Drinking for Your Health Isn’t Really a Thing, Study Finds

Drinking for Your Health Isn’t Really a Thing, Study Finds

A new study is the latest to suggest that modest alcohol consumption isn’t likely to provide any health benefits. The research, a review of existing studies, found no strong evidence that light to moderate drinking can reduce people’s risk of dying early. Past studies that did find a positive effect might have failed to account for the poorer health of former drinkers and other factors, the scientists say.

Chronic, heavy drinking has long been tied to health problems, from early dementia to liver cancer. At the same time, there’s been an ongoing debate over the health risks and possible benefits of less sustained drinking. Some studies have suggested that light to moderate drinking can protect against early death or heart disease, for instance. More recently, however, the consensus seems to be turning against that conclusion. A study last year found an increased risk of cardiovascular disease with all levels of alcohol consumption, for example. Another study that same month found a connection between even moderate drinking and shrinking brain volume.

The new research, published late last week in JAMA Network Open, was conducted by scientists in Canada and the UK. It’s an update to an earlier review by the same group published in 2016, and it looks at data from studies up through July 2021.

Overall, they reviewed over 100 studies that analysed mortality risk and alcohol, which collectively involved nearly 5 million people. Notably, they also tried to adjust for factors that could have affected the results of previous studies. It’s known that many people who currently abstain from alcohol, for instance, have stopped drinking because they’re in poorer health or perhaps even because of their earlier drinking — a phenomenon called the “sick quitter effect.” Including these sick quitters in the same group as lifetime abstainers and then comparing them to light and moderate drinkers can bias the analysis in a way that makes alcohol seem healthier than it truly is.

As expected, heavier drinking (more than three drinks a day on average) was linked to a noticeably higher risk of dying earlier. But in the team’s adjusted model, there was no statistically significant effect on mortality — either good or bad — linked to light or moderate drinking. Women also appeared to generally be worse off, since their higher risk of dying began at lower levels of alcohol consumption than it did for men.

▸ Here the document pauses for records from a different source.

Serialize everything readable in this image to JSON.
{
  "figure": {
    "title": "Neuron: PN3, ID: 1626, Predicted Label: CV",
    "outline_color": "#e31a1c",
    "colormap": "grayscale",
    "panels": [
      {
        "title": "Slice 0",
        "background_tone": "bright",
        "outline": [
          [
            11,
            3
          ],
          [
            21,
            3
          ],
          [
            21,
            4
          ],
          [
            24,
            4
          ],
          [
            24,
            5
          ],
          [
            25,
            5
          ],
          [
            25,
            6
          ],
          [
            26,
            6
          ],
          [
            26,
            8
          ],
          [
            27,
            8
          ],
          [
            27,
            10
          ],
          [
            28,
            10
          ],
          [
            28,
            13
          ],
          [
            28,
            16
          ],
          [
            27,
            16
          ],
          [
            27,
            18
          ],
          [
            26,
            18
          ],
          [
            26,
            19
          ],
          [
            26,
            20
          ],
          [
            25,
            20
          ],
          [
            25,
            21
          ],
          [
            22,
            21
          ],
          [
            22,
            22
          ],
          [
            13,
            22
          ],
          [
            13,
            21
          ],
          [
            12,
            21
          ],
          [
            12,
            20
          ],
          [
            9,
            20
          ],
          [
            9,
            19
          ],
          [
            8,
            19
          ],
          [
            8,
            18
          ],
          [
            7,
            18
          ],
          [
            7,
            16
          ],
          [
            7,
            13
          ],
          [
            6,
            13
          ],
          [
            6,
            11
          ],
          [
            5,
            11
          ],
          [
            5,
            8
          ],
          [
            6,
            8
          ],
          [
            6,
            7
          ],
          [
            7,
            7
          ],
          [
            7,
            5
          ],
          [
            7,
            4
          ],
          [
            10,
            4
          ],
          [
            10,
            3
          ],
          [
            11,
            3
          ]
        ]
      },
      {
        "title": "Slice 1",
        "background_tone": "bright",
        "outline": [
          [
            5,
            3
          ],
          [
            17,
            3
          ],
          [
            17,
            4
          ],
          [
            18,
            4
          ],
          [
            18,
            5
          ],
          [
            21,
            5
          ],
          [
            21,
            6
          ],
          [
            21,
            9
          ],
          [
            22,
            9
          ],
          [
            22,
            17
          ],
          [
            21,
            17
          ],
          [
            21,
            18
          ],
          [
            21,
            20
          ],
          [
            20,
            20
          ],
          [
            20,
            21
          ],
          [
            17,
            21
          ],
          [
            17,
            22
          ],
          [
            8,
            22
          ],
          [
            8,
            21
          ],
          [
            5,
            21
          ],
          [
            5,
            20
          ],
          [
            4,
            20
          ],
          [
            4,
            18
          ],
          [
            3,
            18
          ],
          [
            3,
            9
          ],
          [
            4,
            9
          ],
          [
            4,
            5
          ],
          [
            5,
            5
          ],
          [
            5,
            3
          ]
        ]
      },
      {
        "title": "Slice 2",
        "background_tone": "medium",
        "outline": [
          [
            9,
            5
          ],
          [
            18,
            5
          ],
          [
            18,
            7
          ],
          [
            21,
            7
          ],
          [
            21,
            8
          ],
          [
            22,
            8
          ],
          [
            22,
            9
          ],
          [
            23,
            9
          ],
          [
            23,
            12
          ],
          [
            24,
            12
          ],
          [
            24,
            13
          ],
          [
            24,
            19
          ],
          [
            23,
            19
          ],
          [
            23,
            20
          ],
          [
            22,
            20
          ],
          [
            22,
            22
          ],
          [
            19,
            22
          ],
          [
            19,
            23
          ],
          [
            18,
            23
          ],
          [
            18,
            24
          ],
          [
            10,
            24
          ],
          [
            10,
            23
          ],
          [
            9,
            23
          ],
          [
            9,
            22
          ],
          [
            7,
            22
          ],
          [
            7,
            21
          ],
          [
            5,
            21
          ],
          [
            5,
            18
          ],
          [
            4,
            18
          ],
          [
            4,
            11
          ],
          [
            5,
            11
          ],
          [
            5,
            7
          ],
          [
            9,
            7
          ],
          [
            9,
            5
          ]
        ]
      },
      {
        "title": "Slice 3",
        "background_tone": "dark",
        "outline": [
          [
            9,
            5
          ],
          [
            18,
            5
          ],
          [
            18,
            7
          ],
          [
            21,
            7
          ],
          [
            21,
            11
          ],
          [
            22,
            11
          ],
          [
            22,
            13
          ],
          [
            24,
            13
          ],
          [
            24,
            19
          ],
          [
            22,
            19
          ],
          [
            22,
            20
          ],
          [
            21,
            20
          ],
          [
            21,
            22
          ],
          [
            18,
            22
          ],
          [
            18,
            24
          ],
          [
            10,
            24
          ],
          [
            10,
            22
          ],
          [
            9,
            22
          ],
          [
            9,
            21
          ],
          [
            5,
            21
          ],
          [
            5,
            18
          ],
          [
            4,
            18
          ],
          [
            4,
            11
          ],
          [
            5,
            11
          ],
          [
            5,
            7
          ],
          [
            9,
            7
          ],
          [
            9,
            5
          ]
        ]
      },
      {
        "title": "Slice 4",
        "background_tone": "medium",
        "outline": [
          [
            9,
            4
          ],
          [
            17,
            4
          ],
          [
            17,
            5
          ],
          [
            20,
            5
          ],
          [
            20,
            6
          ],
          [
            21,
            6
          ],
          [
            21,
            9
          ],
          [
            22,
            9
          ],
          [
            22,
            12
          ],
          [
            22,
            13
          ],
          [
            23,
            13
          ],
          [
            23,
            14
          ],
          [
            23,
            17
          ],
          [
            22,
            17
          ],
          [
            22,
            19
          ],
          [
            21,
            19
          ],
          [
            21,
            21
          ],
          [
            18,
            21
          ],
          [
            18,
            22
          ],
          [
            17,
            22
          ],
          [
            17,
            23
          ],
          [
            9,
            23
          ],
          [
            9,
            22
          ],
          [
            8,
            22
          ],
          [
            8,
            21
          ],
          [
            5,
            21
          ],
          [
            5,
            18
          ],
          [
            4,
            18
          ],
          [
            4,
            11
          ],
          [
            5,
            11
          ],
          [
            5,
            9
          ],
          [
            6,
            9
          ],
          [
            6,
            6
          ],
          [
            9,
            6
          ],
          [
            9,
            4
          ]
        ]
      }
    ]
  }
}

“This updated meta-analysis did not find significantly reduced risk of all-cause mortality associated with low-volume alcohol consumption after adjusting for potential confounding effects of influential study characteristics,” the review authors wrote. They also argue that occasional drinkers should be used as the baseline comparison group for future alcohol-related studies from now on, given how hard it can be to account for the sick quitter effect and other biases.

This study and others still show that heavy drinking poses a much higher risk of problems compared to light/moderate drinking. And there seems to be conflicting evidence on whether regular light drinking is bad for you in any major way. But at the very least, these new findings indicate there’s really no such thing as drinking for your health.

Meanwhile, there’s plenty of real harm that can come from our collective drinking habit. The Centres for Disease Control and Prevention now estimates that alcohol is to blame for one in every eight deaths of Americans between the ages of 20 to 65 annually, or nearly 90,000 deaths a year. Other research has found that one in five Americans gets hurt by another person’s drinking every year.